Success with double twitch in the west.

To: <>, "birding-aus" <>
Subject: Success with double twitch in the west.
From: "Crispin Marsh" <>
Date: Tue, 5 Jun 2007 23:56:08 +1000
Dear Tony and other birders,
I did achieve a notable double in seeing both of the vagrants(Red-legged Crake 
and Black-tailed Gull) present in WA birds on the one trip! I did however have 
to backtrack from Karratha to Perth before going up to Geraldton. I got the 
impression that both birds are quite settled and will stay for a few more days 
or weeks.
The crake is a superb bird, small and very elegant; quite beautiful in fact. It 
is very comfortable with people around and quite calmly walks around the lawn 
feeding while one watches - it came within a meter of my feet as I sat quietly 
beside the lawn. The bird is seen on a rectangular lawn surrounded by mining 
dongas housing the workers from the Whim Creek Copper Mine. In each corner of 
the lawn are garden beds planted very closely with quite lush plants in which 
the crake hides when it is not feeding. I saw it feeding for about half an hour 
and it was taking food items from the lawn at the rate of about 1 per minute 
and a half. These included earthworms and insects as well as things too small 
to identify - in summary it seems to be well fed. The lawn is well watered with 
grey water so should have reasonable nutrient status. As everything around is 
very barren there is not much incentive for the bird to move.

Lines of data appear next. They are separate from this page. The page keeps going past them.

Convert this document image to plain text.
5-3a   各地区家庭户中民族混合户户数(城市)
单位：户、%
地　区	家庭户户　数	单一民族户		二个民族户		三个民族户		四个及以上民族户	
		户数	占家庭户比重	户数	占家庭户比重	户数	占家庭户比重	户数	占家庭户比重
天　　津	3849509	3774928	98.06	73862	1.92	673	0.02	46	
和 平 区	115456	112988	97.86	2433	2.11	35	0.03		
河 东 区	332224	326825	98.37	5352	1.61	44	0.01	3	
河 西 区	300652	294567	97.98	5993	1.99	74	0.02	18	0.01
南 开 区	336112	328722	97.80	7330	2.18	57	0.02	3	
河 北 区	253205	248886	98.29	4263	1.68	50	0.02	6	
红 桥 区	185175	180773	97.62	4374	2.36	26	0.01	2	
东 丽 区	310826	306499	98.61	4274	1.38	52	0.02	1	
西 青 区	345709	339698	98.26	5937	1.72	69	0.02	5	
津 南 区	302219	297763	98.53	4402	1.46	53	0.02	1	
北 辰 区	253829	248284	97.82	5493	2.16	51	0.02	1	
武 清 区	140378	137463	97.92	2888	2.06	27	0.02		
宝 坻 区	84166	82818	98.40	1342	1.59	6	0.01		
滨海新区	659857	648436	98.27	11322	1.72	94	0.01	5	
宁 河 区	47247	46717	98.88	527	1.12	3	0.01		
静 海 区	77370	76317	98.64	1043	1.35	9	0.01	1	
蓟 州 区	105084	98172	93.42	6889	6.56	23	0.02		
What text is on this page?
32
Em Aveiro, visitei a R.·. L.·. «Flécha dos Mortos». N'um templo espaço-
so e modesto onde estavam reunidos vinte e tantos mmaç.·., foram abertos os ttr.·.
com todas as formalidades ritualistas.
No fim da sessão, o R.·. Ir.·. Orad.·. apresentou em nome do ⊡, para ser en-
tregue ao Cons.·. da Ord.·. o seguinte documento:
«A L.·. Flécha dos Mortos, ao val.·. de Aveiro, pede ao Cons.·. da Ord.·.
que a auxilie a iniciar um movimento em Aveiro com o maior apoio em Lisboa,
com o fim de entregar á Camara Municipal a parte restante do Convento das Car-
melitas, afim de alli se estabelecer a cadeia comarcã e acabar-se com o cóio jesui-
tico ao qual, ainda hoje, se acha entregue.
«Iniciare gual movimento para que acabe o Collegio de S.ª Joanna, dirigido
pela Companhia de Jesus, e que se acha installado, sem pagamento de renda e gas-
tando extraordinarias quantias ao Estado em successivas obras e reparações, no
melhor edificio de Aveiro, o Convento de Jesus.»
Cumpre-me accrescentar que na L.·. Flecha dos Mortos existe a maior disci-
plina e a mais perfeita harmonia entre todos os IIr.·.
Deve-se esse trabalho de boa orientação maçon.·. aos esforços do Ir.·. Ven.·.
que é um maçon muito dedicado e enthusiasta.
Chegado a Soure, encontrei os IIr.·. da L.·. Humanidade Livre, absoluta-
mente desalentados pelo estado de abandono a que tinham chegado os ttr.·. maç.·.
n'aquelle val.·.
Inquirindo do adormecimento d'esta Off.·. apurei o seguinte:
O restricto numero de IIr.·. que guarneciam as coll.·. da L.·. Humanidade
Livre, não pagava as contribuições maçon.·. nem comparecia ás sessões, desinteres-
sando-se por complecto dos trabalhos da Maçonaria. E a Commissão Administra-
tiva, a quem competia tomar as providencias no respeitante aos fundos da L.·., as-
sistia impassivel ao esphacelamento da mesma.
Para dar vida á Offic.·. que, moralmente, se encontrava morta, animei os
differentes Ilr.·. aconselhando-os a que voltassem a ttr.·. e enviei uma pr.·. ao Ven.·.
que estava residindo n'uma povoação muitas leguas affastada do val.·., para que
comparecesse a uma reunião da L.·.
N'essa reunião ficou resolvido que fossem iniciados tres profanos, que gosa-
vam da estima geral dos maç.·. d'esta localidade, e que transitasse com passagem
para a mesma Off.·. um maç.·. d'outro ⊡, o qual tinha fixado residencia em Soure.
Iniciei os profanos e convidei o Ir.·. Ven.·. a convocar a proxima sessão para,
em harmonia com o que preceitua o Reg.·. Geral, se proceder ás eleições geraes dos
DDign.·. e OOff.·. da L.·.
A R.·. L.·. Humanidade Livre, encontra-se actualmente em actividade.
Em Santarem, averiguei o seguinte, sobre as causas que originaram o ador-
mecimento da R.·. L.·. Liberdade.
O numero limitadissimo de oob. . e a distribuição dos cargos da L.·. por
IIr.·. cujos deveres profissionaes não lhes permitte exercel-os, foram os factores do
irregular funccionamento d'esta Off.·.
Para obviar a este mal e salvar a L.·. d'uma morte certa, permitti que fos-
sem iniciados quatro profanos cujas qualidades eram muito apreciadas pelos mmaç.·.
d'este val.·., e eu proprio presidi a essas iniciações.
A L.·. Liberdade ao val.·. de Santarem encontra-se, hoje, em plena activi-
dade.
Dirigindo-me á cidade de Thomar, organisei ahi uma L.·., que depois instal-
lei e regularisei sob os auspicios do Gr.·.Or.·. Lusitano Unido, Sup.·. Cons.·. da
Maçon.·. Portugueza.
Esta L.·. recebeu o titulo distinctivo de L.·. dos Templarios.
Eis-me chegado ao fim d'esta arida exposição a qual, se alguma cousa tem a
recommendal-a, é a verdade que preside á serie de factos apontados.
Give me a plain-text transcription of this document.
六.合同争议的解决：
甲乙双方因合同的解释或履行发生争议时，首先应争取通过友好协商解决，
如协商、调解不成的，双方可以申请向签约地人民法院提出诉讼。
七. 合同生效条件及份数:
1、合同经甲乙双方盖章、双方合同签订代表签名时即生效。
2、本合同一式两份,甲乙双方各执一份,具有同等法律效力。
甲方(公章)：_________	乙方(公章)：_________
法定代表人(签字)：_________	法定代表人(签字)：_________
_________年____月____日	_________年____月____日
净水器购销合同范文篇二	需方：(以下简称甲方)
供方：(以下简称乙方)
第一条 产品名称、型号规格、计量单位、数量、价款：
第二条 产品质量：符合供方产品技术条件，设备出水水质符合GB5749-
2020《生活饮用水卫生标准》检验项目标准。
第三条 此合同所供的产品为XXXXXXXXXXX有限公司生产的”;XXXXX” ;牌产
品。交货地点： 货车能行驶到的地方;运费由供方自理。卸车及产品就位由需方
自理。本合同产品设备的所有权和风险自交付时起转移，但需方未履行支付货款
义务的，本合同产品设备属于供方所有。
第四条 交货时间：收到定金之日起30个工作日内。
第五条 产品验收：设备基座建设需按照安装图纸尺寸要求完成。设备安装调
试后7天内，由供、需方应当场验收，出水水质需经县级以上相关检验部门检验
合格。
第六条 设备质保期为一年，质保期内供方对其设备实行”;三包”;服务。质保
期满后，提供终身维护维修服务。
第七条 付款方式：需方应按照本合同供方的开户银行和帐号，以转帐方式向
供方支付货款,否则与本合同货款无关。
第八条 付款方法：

The Gull is regrettably notable only because of its rarity! It is a rather 
nondescript young thing with none of the beauty or elegance of the Crake. I 
found it quite easily using the directions on Birding-Aus provided by others. 
It was not immediately seen on the structure referred to as fuel lines (but in 
reality sea water intakes for the fish processing works) but flew in a few 
minutes after I arrived. It firstly drank from a puddle on the jetty and then 
obligingly provided a well illuminated view sitting on the aforementioned 
structure. The Silver and Pacific Gulls with it provided good contrast - it is 
readily distinguishable even from the juvenile Pacifics by shape, size, 
colour,and  bill size, shape and colouring.

I did try for Rufous-crowned Emu-wren around Karratha and for Chiming Wedgebill 
north of Geraldton with no success - some people want everything!